A–C The levels of glucose consumption and lactate production were estimated in CMM cells. These results indicated that knockdown of LINC00518 expression in WM451 and A375 cells decreased glucose consumption, ATP levels, and lactic acid production in the cells; by contrast, overexpression of HIF-1α significantly reversed the effects of LINC00518 silencing on glycolytic tumor metabolism in WM451 and A375 cells. D Detection of CMM cell sensitivity to radiotherapy after LINC00518 knockdown by using an MTT assay. LINC00518 knockdown in CMM cells could inhibit their proliferation after the use of radiotherapy and HIF-1α could reverse this effect, while 2DG and Santacruzamate A offset the influence of HIF-1α. E Flow cytometry examination of the effect of radiotherapy on CMM cell apoptosis following LINC00518 knockdown. LINC00518 knockdown in CMM cells could increase apoptosis after using radiotherapy and HIF-1α could reverse this effect, while 2DG and Santacruzamate A offset the influence of HIF-1α. The histogram data for each group are an average of three independent replicates; bars indicate SD; *P < 0.05, **P < 0.01, ***P < 0.001.
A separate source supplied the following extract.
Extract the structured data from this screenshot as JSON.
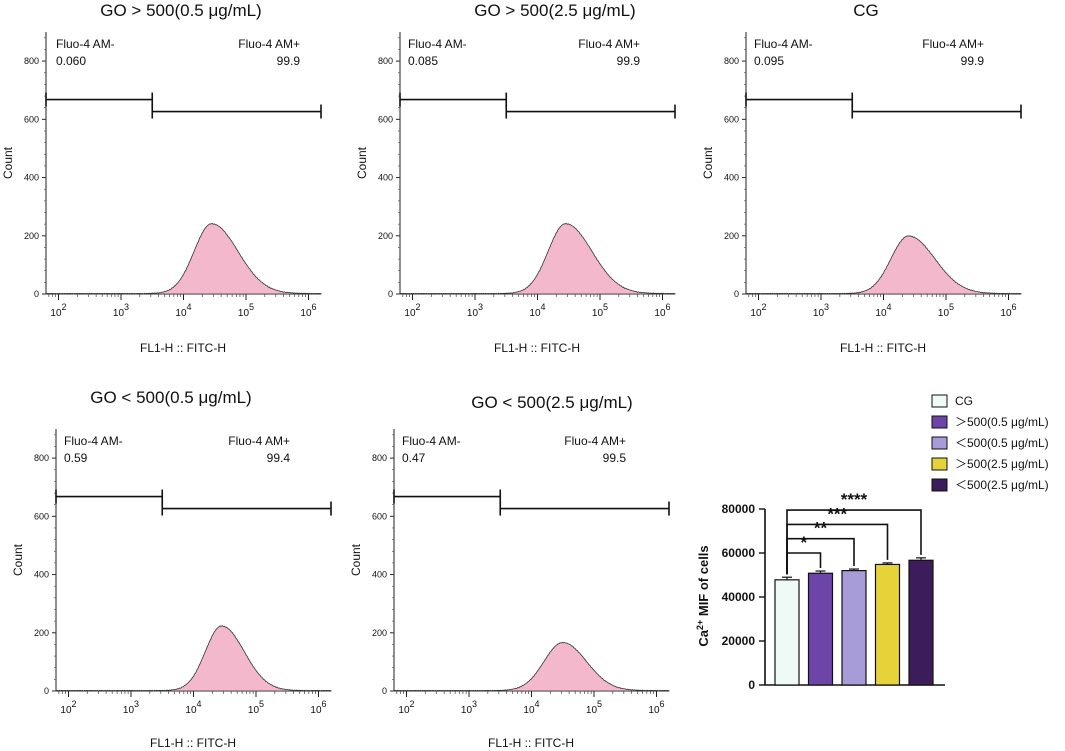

Fig. 7. Involvement of the LINC00518/miR-33a-3p/HIF-1α negative feedback loop in glycolysis-mediated radiotherapy resistance of CMM cells.
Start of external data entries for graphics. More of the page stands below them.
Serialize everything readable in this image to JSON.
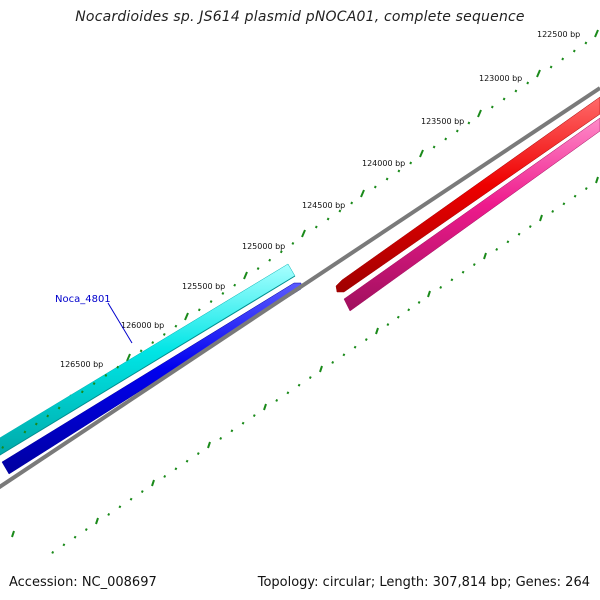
{
  "title": "Nocardioides sp. JS614 plasmid pNOCA01, complete sequence",
  "footer": {
    "accession": "Accession: NC_008697",
    "summary": "Topology: circular; Length: 307,814 bp; Genes: 264"
  },
  "ticks": [
    {
      "label": "122500 bp"
    },
    {
      "label": "123000 bp"
    },
    {
      "label": "123500 bp"
    },
    {
      "label": "124000 bp"
    },
    {
      "label": "124500 bp"
    },
    {
      "label": "125000 bp"
    },
    {
      "label": "125500 bp"
    },
    {
      "label": "126000 bp"
    },
    {
      "label": "126500 bp"
    }
  ],
  "gene_label": "Noca_4801",
  "colors": {
    "backbone": "#7a7a7a",
    "tick_marks": "#1a8a1a",
    "gene_cyan": "#00e5e5",
    "gene_blue": "#0000ee",
    "gene_red": "#ee0000",
    "gene_pink": "#ee1a8c",
    "gene_label": "#0000cc"
  }
}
A Colony formation showing that knockdown of LINC00518 expression in WM451 and A375 cells inhibited the invasion and proliferation of CMM cells, increased the radiosensitivity of cells, while overexpression of HIF-1α reversed this effect. Both 2DG and Santacruzamate A increased radiosensitivity, which was inhibited by HIF-1α overexpression or by upregulation of LINC00518 and HIF-1α in the CMM cells. B Immunofluorescence assays indicating that knockdown of LINC00518 expression in WM451 and A375 cells could induce structural damage of their nuclei under radiotherapy; however, HIF-1α could reverse this effect, while 2DG and Santacruzamate A offset the influence of HIF-1α. The histogram data for each group are an average of three independent replicates; bars indicate SD; *P < 0.05, **P < 0.01, ***P < 0.001.
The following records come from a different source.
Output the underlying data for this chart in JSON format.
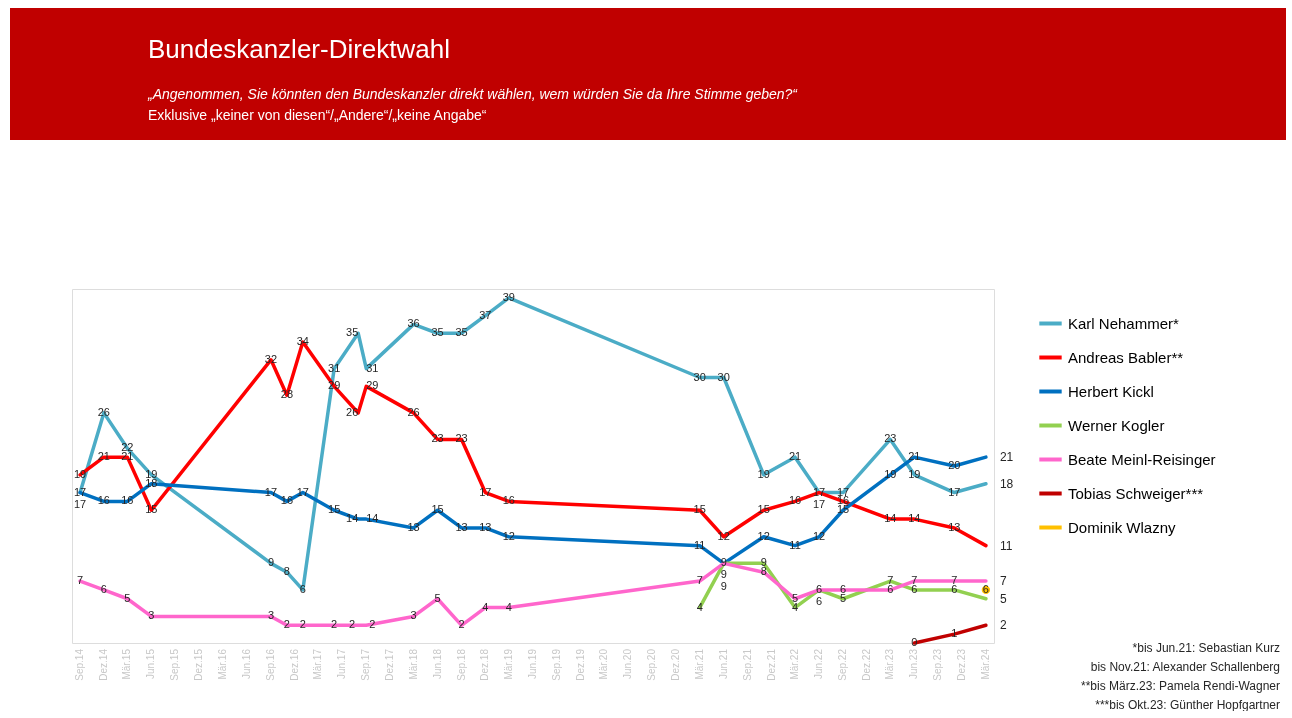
{
  "chart_data": {
    "type": "line",
    "title": "Bundeskanzler-Direktwahl",
    "subtitle": "„Angenommen, Sie könnten den Bundeskanzler direkt wählen, wem würden Sie da Ihre Stimme geben?“\nExklusive „keiner von diesen“/„Andere“/„keine  Angabe“",
    "xlim": [
      "2014-08",
      "2024-04"
    ],
    "ylim": [
      0,
      40
    ],
    "xticks": [
      {
        "value": "2014-09",
        "label": "Sep.14"
      },
      {
        "value": "2014-12",
        "label": "Dez.14"
      },
      {
        "value": "2015-03",
        "label": "Mär.15"
      },
      {
        "value": "2015-06",
        "label": "Jun.15"
      },
      {
        "value": "2015-09",
        "label": "Sep.15"
      },
      {
        "value": "2015-12",
        "label": "Dez.15"
      },
      {
        "value": "2016-03",
        "label": "Mär.16"
      },
      {
        "value": "2016-06",
        "label": "Jun.16"
      },
      {
        "value": "2016-09",
        "label": "Sep.16"
      },
      {
        "value": "2016-12",
        "label": "Dez.16"
      },
      {
        "value": "2017-03",
        "label": "Mär.17"
      },
      {
        "value": "2017-06",
        "label": "Jun.17"
      },
      {
        "value": "2017-09",
        "label": "Sep.17"
      },
      {
        "value": "2017-12",
        "label": "Dez.17"
      },
      {
        "value": "2018-03",
        "label": "Mär.18"
      },
      {
        "value": "2018-06",
        "label": "Jun.18"
      },
      {
        "value": "2018-09",
        "label": "Sep.18"
      },
      {
        "value": "2018-12",
        "label": "Dez.18"
      },
      {
        "value": "2019-03",
        "label": "Mär.19"
      },
      {
        "value": "2019-06",
        "label": "Jun.19"
      },
      {
        "value": "2019-09",
        "label": "Sep.19"
      },
      {
        "value": "2019-12",
        "label": "Dez.19"
      },
      {
        "value": "2020-03",
        "label": "Mär.20"
      },
      {
        "value": "2020-06",
        "label": "Jun.20"
      },
      {
        "value": "2020-09",
        "label": "Sep.20"
      },
      {
        "value": "2020-12",
        "label": "Dez.20"
      },
      {
        "value": "2021-03",
        "label": "Mär.21"
      },
      {
        "value": "2021-06",
        "label": "Jun.21"
      },
      {
        "value": "2021-09",
        "label": "Sep.21"
      },
      {
        "value": "2021-12",
        "label": "Dez.21"
      },
      {
        "value": "2022-03",
        "label": "Mär.22"
      },
      {
        "value": "2022-06",
        "label": "Jun.22"
      },
      {
        "value": "2022-09",
        "label": "Sep.22"
      },
      {
        "value": "2022-12",
        "label": "Dez.22"
      },
      {
        "value": "2023-03",
        "label": "Mär.23"
      },
      {
        "value": "2023-06",
        "label": "Jun.23"
      },
      {
        "value": "2023-09",
        "label": "Sep.23"
      },
      {
        "value": "2023-12",
        "label": "Dez.23"
      },
      {
        "value": "2024-03",
        "label": "Mär.24"
      }
    ],
    "tick_labels": "x",
    "grid": false,
    "legend": "right",
    "line_style": "solid",
    "data_labels": true,
    "series": [
      {
        "name": "Karl Nehammer*",
        "color": "#4bacc6",
        "x": [
          "2014-09",
          "2014-12",
          "2015-03",
          "2015-06",
          "2016-09",
          "2016-11",
          "2017-01",
          "2017-05",
          "2017-08",
          "2017-09",
          "2018-03",
          "2018-06",
          "2018-09",
          "2018-12",
          "2019-03",
          "2021-03",
          "2021-06",
          "2021-11",
          "2022-03",
          "2022-06",
          "2022-09",
          "2023-03",
          "2023-06",
          "2023-11",
          "2024-03"
        ],
        "values": [
          17,
          26,
          22,
          19,
          9,
          8,
          6,
          31,
          35,
          31,
          36,
          35,
          35,
          37,
          39,
          30,
          30,
          19,
          21,
          17,
          17,
          23,
          19,
          17,
          18
        ]
      },
      {
        "name": "Andreas Babler**",
        "color": "#ff0000",
        "x": [
          "2014-09",
          "2014-12",
          "2015-03",
          "2015-06",
          "2016-09",
          "2016-11",
          "2017-01",
          "2017-05",
          "2017-08",
          "2017-09",
          "2018-03",
          "2018-06",
          "2018-09",
          "2018-12",
          "2019-03",
          "2021-03",
          "2021-06",
          "2021-11",
          "2022-03",
          "2022-06",
          "2022-09",
          "2023-03",
          "2023-06",
          "2023-11",
          "2024-03"
        ],
        "values": [
          19,
          21,
          21,
          15,
          32,
          28,
          34,
          29,
          26,
          29,
          26,
          23,
          23,
          17,
          16,
          15,
          12,
          15,
          16,
          17,
          16,
          14,
          14,
          13,
          11
        ]
      },
      {
        "name": "Herbert Kickl",
        "color": "#0070c0",
        "x": [
          "2014-09",
          "2014-12",
          "2015-03",
          "2015-06",
          "2016-09",
          "2016-11",
          "2017-01",
          "2017-05",
          "2017-08",
          "2017-09",
          "2018-03",
          "2018-06",
          "2018-09",
          "2018-12",
          "2019-03",
          "2021-03",
          "2021-06",
          "2021-11",
          "2022-03",
          "2022-06",
          "2022-09",
          "2023-03",
          "2023-06",
          "2023-11",
          "2024-03"
        ],
        "values": [
          17,
          16,
          16,
          18,
          17,
          16,
          17,
          15,
          14,
          14,
          13,
          15,
          13,
          13,
          12,
          11,
          9,
          12,
          11,
          12,
          15,
          19,
          21,
          20,
          21
        ]
      },
      {
        "name": "Werner Kogler",
        "color": "#92d050",
        "x": [
          "2021-03",
          "2021-06",
          "2021-11",
          "2022-03",
          "2022-06",
          "2022-09",
          "2023-03",
          "2023-06",
          "2023-11",
          "2024-03"
        ],
        "values": [
          4,
          9,
          9,
          4,
          6,
          5,
          7,
          6,
          6,
          5
        ]
      },
      {
        "name": "Beate Meinl-Reisinger",
        "color": "#ff66cc",
        "x": [
          "2014-09",
          "2014-12",
          "2015-03",
          "2015-06",
          "2016-09",
          "2016-11",
          "2017-01",
          "2017-05",
          "2017-08",
          "2017-09",
          "2018-03",
          "2018-06",
          "2018-09",
          "2018-12",
          "2019-03",
          "2021-03",
          "2021-06",
          "2021-11",
          "2022-03",
          "2022-06",
          "2022-09",
          "2023-03",
          "2023-06",
          "2023-11",
          "2024-03"
        ],
        "values": [
          7,
          6,
          5,
          3,
          3,
          2,
          2,
          2,
          2,
          2,
          3,
          5,
          2,
          4,
          4,
          7,
          9,
          8,
          5,
          6,
          6,
          6,
          7,
          7,
          7
        ]
      },
      {
        "name": "Tobias Schweiger***",
        "color": "#c00000",
        "x": [
          "2023-06",
          "2023-11",
          "2024-03"
        ],
        "values": [
          0,
          1,
          2
        ]
      },
      {
        "name": "Dominik Wlazny",
        "color": "#ffc000",
        "type": "scatter",
        "x": [
          "2024-03"
        ],
        "values": [
          6
        ]
      }
    ],
    "annotations": [
      "*bis Jun.21: Sebastian Kurz",
      "bis Nov.21: Alexander Schallenberg",
      "**bis März.23: Pamela Rendi-Wagner",
      "***bis Okt.23: Günther Hopfgartner"
    ]
  }
}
Fig. 8. Effect of the LINC00518/miR-33a-3p/HIF-1α negative feedback loop on radiosensitivity in CMM cells in vivo.

A Transplantation tumor experiments showing that repression of LINC00518 expression using the shLINC00518 plasmid or treating the cells with Santacruzamate A reduced the tumorigenic ability and tumor volume of WM451 and A375 cells, thereby increasing their radiosensitivity as observed by reduced colony formation in the subcutaneous sarcoma model. B Immunohistochemical assays showing that knockdown of LINC00518 expression or treating the cells with Santacruzamate A decreased HIF-1α, Ki67, and LDHA protein levels in tumor tissues of mice. C Western blotting showing that LINC00518 expression or treatment of the cells with Santacruzamate A decreased HIF-1α and LDHA protein expression in tumor tissues of mice. D Schematic of this search. The histogram data for each group are an average of three independent replicates; bars indicate SD; *P < 0.05, **P < 0.01, ***P < 0.001.